Welche Konsequenzen hätte ein AfD-Verbot? Unser Autor spielt die Szenarien durch. Ein Gastbeitrag.
Niemandem ist es in den letzten 10 Jahren gelungen, der AfD in größerem Ausmaß Wähler abspenstig zu machen. Von Friedrich Merz‘ Versprechen, die AfD zu halbieren, ist nichts übriggeblieben – ihre Bundestagsfraktion ist größer denn je und in zwei Landesparlamenten ist sie bereits die stärkste Fraktion. Was also tun?

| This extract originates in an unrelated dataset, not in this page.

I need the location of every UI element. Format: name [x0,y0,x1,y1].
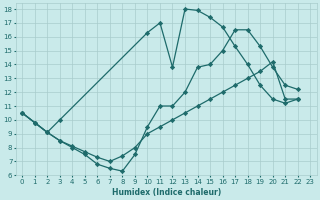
X-axis label: Humidex (Indice chaleur): Humidex (Indice chaleur) [112,188,221,197]
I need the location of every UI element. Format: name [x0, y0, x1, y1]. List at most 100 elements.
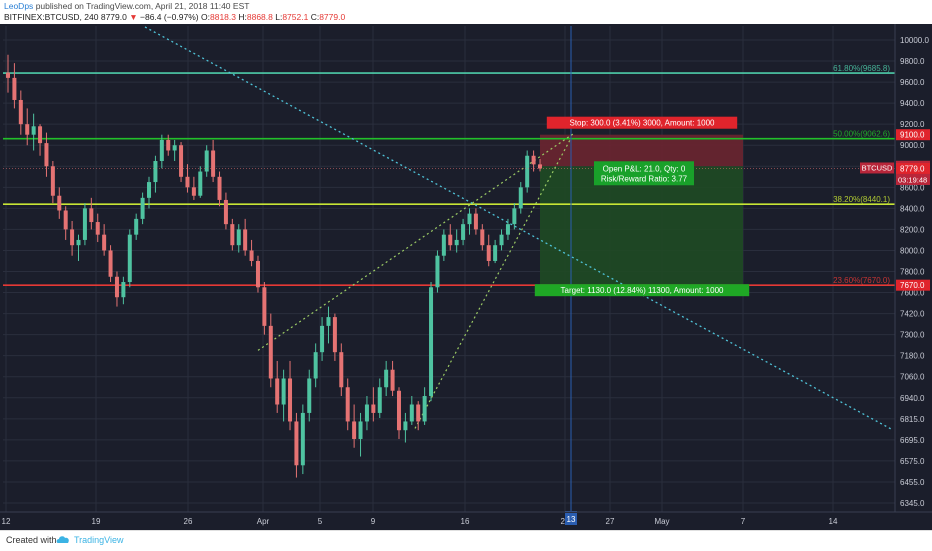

Sehen wir das ganze Mal mit der kalten Logik der Wirtschaft: Es gibt eine Nachfrage nach dem Produkt AfD, und es gibt ein Angebot. Gegen die Nachfrage kann man wenig tun, wie ich letzte Woche hier zu zeigen versucht habe. Aber man kann das Angebot verknappen – indem man die AfD verbietet. Dann verschwindet die Nachfrage nicht, aber es kann auch nichts mehr gekauft bzw. gewählt werden. Dagegen gibt es eine Menge Gegenargumente, die in den letzten Wochen auch schon alle aufgeführt wurden: Dann gründet sich die AfD eben neu, dann geht sie in den Untergrund oder ihre Wähler stürzen sich auf das BSW, machen die NPD stark oder gründen eine „Braune Armee Fraktion“. Da ist was dran, aber was, sieht man erst, wenn man es zusammen analysiert – das alles wird nämlich parallel passieren, und nicht nur das. Sehen wir es uns Schritt für Schritt an.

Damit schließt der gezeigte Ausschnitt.